All the source data tables listed within the tables
array or tables_dir
path must conform to the same schema.
{
"tables": [
"~/dir_with_source_data/tttt1.csv",
"~/dir_with_source_data/tttt2.csv",
...
]
}
In the case where source data is spread over multiple tables in the same directory, you can specify tables_dir to load all non-hidden files from that directory.
{
"tables_dir": "~/dir_with_source_data/"
}
table_alias
usage: required
The table_alias
attribute establishes a namespace element by which parsers will be attached.
parsers
usage: required
Table objects register their own parsers via the parsers
array. There are many tools available for crafting parsers specific to a Data Product.
See the parsers reference for further details.
delimiter
usage: optional
The delimiter
attribute is used to override the system default for comma-delimited source data ingestion.
extension
usage: optional
When using the tables_dir
attribute, you can also specify an extension
to only load files of the provided file type.
include
usage: optional
The include
attribute is a boolean-type parser object used to restrict which rows will be parsed. If the boolean-type parser evaluates a row and returns true
, the row will be included within the Data Produce.
exclude
usage: optional
The exclude
attribute is a boolean-type parser object to restrict which rows will be parsed. If the boolean-type parser evaluates a row and returns true
, the row will excludedd within the Data Product.
joins
usage: optional
The joins
attribute is an array of table objects, or references to files containing table objects.

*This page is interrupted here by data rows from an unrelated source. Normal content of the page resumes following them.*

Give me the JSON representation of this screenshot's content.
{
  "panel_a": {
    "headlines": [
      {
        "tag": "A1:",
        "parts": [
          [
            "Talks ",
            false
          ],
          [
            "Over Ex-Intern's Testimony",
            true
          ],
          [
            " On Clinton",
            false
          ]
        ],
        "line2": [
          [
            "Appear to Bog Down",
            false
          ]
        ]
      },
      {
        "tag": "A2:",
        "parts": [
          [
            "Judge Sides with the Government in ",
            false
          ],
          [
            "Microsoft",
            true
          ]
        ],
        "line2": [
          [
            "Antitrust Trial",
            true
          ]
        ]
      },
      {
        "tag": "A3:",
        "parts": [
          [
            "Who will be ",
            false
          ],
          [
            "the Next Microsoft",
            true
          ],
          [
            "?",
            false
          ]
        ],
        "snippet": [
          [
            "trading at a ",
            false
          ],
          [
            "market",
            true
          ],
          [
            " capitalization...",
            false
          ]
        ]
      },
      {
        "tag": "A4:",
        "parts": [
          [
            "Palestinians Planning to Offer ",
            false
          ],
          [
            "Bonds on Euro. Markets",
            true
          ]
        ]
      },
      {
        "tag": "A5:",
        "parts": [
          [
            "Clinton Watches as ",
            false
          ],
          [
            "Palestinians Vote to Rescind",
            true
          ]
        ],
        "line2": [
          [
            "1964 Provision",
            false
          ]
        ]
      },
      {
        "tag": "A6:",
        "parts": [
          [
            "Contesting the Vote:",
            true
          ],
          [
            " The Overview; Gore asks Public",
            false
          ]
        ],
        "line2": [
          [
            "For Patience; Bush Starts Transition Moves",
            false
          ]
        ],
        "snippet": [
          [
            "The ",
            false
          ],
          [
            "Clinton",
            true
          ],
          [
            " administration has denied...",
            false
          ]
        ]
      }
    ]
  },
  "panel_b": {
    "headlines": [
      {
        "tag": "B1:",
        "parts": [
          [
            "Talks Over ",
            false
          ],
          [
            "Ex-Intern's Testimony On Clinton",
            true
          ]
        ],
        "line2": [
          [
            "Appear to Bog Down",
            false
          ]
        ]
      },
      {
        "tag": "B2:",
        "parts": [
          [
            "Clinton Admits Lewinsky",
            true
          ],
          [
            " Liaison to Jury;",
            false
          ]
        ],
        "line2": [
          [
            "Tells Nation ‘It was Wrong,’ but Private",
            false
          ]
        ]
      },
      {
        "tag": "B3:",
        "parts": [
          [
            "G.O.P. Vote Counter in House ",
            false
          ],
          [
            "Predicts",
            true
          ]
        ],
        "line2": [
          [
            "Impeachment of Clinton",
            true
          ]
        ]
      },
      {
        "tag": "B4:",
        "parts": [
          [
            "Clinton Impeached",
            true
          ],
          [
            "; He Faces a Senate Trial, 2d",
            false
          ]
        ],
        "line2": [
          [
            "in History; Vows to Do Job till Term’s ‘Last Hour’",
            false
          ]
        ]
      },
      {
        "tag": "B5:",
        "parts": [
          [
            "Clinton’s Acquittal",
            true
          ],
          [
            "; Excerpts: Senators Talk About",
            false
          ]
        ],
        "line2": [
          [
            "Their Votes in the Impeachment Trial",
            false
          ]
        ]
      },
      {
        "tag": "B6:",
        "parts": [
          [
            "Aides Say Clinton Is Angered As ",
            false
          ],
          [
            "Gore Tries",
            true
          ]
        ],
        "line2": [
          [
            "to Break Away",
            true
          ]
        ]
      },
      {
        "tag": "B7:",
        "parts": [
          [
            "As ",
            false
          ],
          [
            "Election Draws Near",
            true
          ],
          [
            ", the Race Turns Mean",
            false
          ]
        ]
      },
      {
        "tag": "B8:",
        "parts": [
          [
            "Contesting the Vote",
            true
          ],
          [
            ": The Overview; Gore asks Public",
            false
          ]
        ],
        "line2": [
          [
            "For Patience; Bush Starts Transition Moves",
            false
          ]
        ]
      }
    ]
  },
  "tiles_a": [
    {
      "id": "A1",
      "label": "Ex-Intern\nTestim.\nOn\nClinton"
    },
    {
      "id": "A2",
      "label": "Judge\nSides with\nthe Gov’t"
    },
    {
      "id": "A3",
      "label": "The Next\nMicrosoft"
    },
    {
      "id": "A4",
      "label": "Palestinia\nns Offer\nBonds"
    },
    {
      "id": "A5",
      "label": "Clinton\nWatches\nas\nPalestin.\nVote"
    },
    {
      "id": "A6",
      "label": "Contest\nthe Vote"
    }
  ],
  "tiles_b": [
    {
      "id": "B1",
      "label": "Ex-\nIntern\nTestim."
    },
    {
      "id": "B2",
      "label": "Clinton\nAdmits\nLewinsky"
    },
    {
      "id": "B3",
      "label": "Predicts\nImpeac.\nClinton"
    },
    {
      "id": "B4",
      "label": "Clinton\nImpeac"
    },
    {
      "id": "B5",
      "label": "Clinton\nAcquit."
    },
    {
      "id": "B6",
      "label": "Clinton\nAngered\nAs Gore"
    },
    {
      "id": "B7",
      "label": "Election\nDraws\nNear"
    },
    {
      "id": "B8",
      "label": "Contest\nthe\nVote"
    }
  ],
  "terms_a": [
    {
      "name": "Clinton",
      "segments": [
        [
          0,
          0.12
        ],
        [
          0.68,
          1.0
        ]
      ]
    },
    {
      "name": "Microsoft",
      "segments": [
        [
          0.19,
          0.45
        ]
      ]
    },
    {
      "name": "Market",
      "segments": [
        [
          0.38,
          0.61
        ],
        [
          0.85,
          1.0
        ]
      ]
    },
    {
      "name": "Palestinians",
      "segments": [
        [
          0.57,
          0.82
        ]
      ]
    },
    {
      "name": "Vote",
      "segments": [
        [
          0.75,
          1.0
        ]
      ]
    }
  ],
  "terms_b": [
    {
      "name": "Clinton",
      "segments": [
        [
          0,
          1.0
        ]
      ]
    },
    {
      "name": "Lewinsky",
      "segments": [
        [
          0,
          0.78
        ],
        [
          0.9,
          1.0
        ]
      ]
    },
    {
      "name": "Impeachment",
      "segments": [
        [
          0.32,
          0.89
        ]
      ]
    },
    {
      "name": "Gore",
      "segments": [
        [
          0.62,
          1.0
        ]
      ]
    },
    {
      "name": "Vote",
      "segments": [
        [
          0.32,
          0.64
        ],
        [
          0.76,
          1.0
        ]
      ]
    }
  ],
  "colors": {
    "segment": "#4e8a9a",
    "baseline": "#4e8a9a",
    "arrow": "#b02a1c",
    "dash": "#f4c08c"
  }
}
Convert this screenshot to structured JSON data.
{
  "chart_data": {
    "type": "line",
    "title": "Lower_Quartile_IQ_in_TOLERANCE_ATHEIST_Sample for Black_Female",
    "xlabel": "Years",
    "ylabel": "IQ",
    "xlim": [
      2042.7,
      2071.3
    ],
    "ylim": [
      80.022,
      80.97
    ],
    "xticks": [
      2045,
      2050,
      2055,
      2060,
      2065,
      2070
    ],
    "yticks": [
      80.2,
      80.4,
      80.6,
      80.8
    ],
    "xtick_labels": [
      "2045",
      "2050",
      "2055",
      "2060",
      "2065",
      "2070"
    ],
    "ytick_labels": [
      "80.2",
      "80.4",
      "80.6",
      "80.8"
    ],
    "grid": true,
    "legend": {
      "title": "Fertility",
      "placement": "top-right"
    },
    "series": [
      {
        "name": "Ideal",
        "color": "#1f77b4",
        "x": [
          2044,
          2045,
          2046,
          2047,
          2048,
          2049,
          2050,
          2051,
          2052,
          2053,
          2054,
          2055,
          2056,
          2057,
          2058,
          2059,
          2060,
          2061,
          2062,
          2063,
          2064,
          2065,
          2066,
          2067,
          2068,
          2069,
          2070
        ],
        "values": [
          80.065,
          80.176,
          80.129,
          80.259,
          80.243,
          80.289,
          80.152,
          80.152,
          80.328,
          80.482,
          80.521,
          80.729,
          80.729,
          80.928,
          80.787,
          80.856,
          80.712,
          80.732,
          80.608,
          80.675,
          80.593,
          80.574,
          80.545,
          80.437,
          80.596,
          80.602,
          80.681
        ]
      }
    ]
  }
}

Data from these joined tables will be appended to each line of the parent table for processing by parsers.
See the joins reference for further details.
columns
usage: optional
This columns
attribute is an array of strings which reference column names in the source table to include during data loading.
transform
usage: optional
The transform
attribute is used to convert the key provided in id_columns
to uppercase
or lowercase
.
line_separator
usage: optional
The line_separator
attribute will inform the CSV parser to observe a specified line terminator for unique data sources.
max_columns
usage: optional
The max_columns
attribute will override the CSV loading buffer, which has a default restriction to load the first 16k columns of a source data file.
max_column_size
usage: optional
The max_column_size
attribute will override the CSV loading buffer, which has a default restriction on the string length of each parsed value within a column.
null_indicators
usage: optional
The null_indicators
attribute is commonly used for individual parsers, but can also be set to apply across all parsers of a table object.
groups
usage: optional
The groups
attribute is commonly used for individual parsers, but can also be set to apply across all parsers of a table object.
lines
usage: optional
The lines
attribute is used to restrict the number of lines, or rows, to ingest from the source data.
random
usage: optional
The random
attribute is used to proportionally restrict the number of lines, or rows, to randomly ingest from the source data. The value provided must be a decimal preceeded by 0
. For example, an 80% random sampling would be 0.8
.
seed
usage: optional
When using the random
attribute, the seed
attribute will fix the randomization for reproducability.
report_lines
usage: optional
The report_lines
attribute override the frequency of server logs during the data loading process.